Economia

La battaglia contro l’inflazione è quasi vinta ma non ci sono vincitori

Good bye, inflazione. Il fattore d’angoscia numero uno per l’economia mondiale sta dissolvendosi con sorprendente rapidità. I numeri parlano chiaro. L’inflazione su base annua negli Stati Uniti ha toccato il picco del 9,1% a giugno 2022 (rispetto al giugno 2021): nell’ottobre 2023 è scesa al 3,3%, sempre rispetto a dodici mesi prima. Nell’Eurozona il massimo è del luglio 2022 con il 10,1%: nel novembre 2023 il dato è crollato al 2,4%. Per l’intero anno le cifre saranno un po’ diverse perché bisogna fare la media dei 12 mesi, ma la tendenza è chiara: intorno al 4,3% per l’America rispetto all’8% del 2022, e 5,3% per l’Eurozona dall’8,4% dell’anno scorso. Meglio di tutte le previsioni, dal Fmi ai think-tank di entrambi i lati dell’oceano. (Repubblica)

L’Italia per una volta sembra essere in linea.
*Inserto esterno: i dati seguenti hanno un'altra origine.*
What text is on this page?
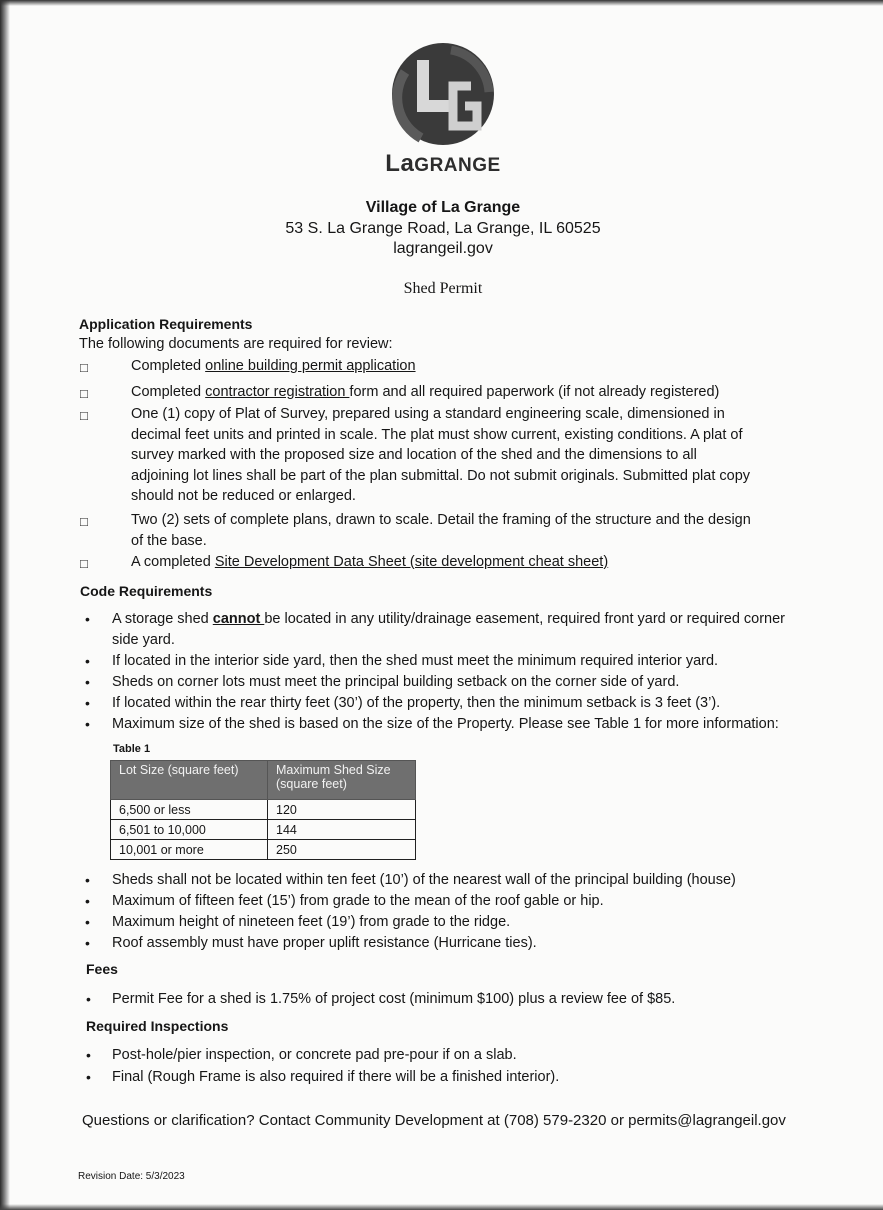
LaGRANGE
Village of La Grange
53 S. La Grange Road, La Grange, IL 60525
lagrangeil.gov
Shed Permit
Application Requirements
The following documents are required for review:
□	Completed online building permit application
□	Completed contractor registration form and all required paperwork (if not already registered)
□	One (1) copy of Plat of Survey, prepared using a standard engineering scale, dimensioned in decimal feet units and printed in scale. The plat must show current, existing conditions. A plat of survey marked with the proposed size and location of the shed and the dimensions to all adjoining lot lines shall be part of the plan submittal. Do not submit originals. Submitted plat copy should not be reduced or enlarged.
□	Two (2) sets of complete plans, drawn to scale. Detail the framing of the structure and the design of the base.
□	A completed Site Development Data Sheet (site development cheat sheet)
Code Requirements
• A storage shed cannot be located in any utility/drainage easement, required front yard or required corner side yard.
• If located in the interior side yard, then the shed must meet the minimum required interior yard.
• Sheds on corner lots must meet the principal building setback on the corner side of yard.
• If located within the rear thirty feet (30’) of the property, then the minimum setback is 3 feet (3’).
• Maximum size of the shed is based on the size of the Property. Please see Table 1 for more information:
Table 1
Lot Size (square feet)	Maximum Shed Size (square feet)
6,500 or less	120
6,501 to 10,000	144
10,001 or more	250
• Sheds shall not be located within ten feet (10’) of the nearest wall of the principal building (house)
• Maximum of fifteen feet (15’) from grade to the mean of the roof gable or hip.
• Maximum height of nineteen feet (19’) from grade to the ridge.
• Roof assembly must have proper uplift resistance (Hurricane ties).
Fees
• Permit Fee for a shed is 1.75% of project cost (minimum $100) plus a review fee of $85.
Required Inspections
• Post-hole/pier inspection, or concrete pad pre-pour if on a slab.
• Final (Rough Frame is also required if there will be a finished interior).
Questions or clarification? Contact Community Development at (708) 579-2320 or permits@lagrangeil.gov
Revision Date: 5/3/2023
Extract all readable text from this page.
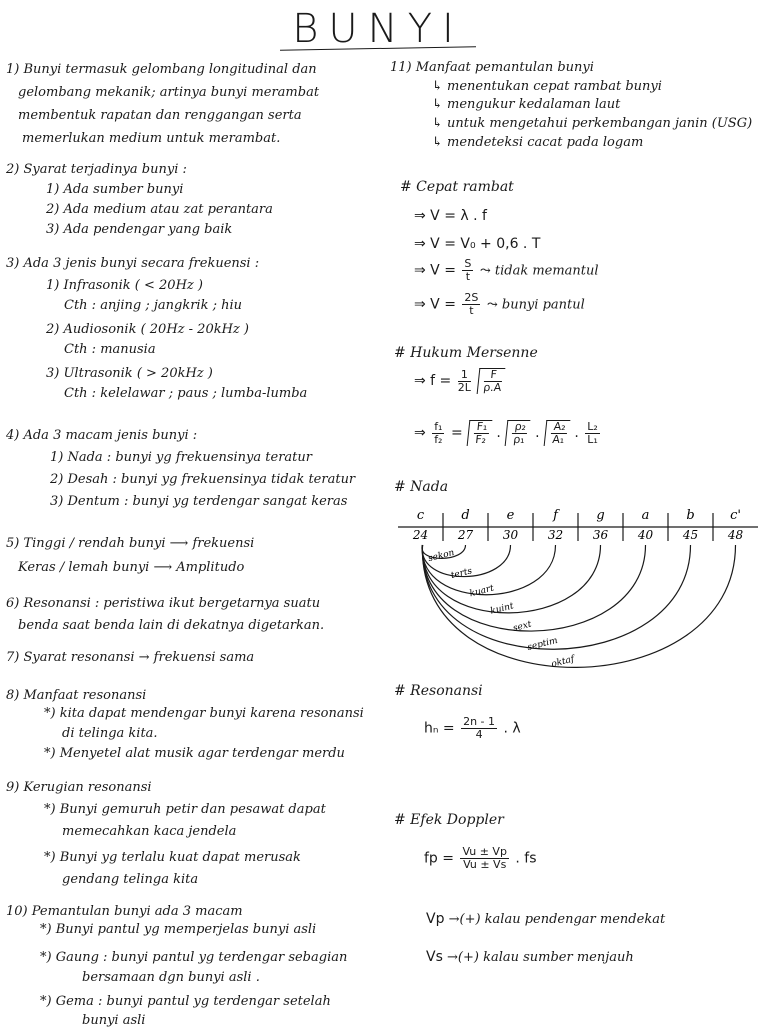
BUNYI
1) Bunyi termasuk gelombang longitudinal dan
gelombang mekanik; artinya bunyi merambat
membentuk rapatan dan renggangan serta
memerlukan medium untuk merambat.
2) Syarat terjadinya bunyi :
1) Ada sumber bunyi
2) Ada medium atau zat perantara
3) Ada pendengar yang baik
3) Ada 3 jenis bunyi secara frekuensi :
1) Infrasonik ( < 20Hz )
Cth : anjing ; jangkrik ; hiu
2) Audiosonik ( 20Hz - 20kHz )
Cth : manusia
3) Ultrasonik ( > 20kHz )
Cth : kelelawar ; paus ; lumba-lumba
4) Ada 3 macam jenis bunyi :
1) Nada : bunyi yg frekuensinya teratur
2) Desah : bunyi yg frekuensinya tidak teratur
3) Dentum : bunyi yg terdengar sangat keras
5) Tinggi / rendah bunyi ⟶ frekuensi
Keras / lemah bunyi ⟶ Amplitudo
6) Resonansi : peristiwa ikut bergetarnya suatu
benda saat benda lain di dekatnya digetarkan.
7) Syarat resonansi → frekuensi sama
8) Manfaat resonansi
*) kita dapat mendengar bunyi karena resonansi
di telinga kita.
*) Menyetel alat musik agar terdengar merdu
9) Kerugian resonansi
*) Bunyi gemuruh petir dan pesawat dapat
memecahkan kaca jendela
*) Bunyi yg terlalu kuat dapat merusak
gendang telinga kita
10) Pemantulan bunyi ada 3 macam
*) Bunyi pantul yg memperjelas bunyi asli
*) Gaung : bunyi pantul yg terdengar sebagian
bersamaan dgn bunyi asli .
*) Gema : bunyi pantul yg terdengar setelah
bunyi asli
11) Manfaat pemantulan bunyi
↳ menentukan cepat rambat bunyi
↳ mengukur kedalaman laut
↳ untuk mengetahui perkembangan janin (USG)
↳ mendeteksi cacat pada logam
# Cepat rambat
⇒ V = λ . f
⇒ V = V₀ + 0,6 . T
⇒ $V = \frac{S}{t}$ ⤳ tidak memantul
⇒ $V = \frac{2S}{t}$ ⤳ bunyi pantul
# Hukum Mersenne
⇒ $f = \frac{1}{2L}$
$\frac{F}{\rho.A}$
⇒ $\frac{\text{f₁}}{\text{f₂}} = \frac{\text{F₁}}{\text{F₂}}$ . $\frac{\text{ρ₂}}{\text{ρ₁}}$ . $\frac{\text{A₂}}{\text{A₁}}$ . $\frac{\text{L₂}}{\text{L₁}}$
# Nada
c
24
d
27
e
30
f
32
g
36
a
40
b
45
c'
48
sekon
terts
kuart
kuint
sext
septim
oktaf
# Resonansi
$h_n = \frac{2n - 1}{4}$ . λ
# Efek Doppler
fp = $\frac{Vu \pm Vp}{Vu \pm Vs}$ . fs
Vp →(+) kalau pendengar mendekat
Vs →(+) kalau sumber menjauh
Nel gennaio di quest’anno i prezzi erano più alti per il 10% rispetto al primo mese del 2022, ma ora l’anno si sta chiudendo con un +0,8% su base annua in novembre, il che porta l’Istat a valutare il dato “acquisito” per il 2023 al 5,7% contro l’8,7% del 2022.

Dunque, sembra la battaglia è quasi vinta, per di più senza essere sprofondati in recessione, ma non c’è ancora da stare tranquilli, avverte Nomura in un report intitolato “No declaration of victory yet”, in cui peraltro anticipa da settembre a giugno 2024 il calo dei tassi. «Ma prima è meglio di no, per schivare i rischi di recrudescenza», spiega Lorenzo Forni, economista di scuola Bankitalia, oggi a capo di Prometeia Associazione: «L’economia, almeno quella europea, può reggere questi tassi ancora per un po’ evitando una recessione: le banche sono solide, le aziende sono capitalizzate, le famiglie devono ancora spendere i risparmi dell’epoca dei lockdown. Tuttalpiù si tratterà di una stagnazione, difficilmente di una recessione».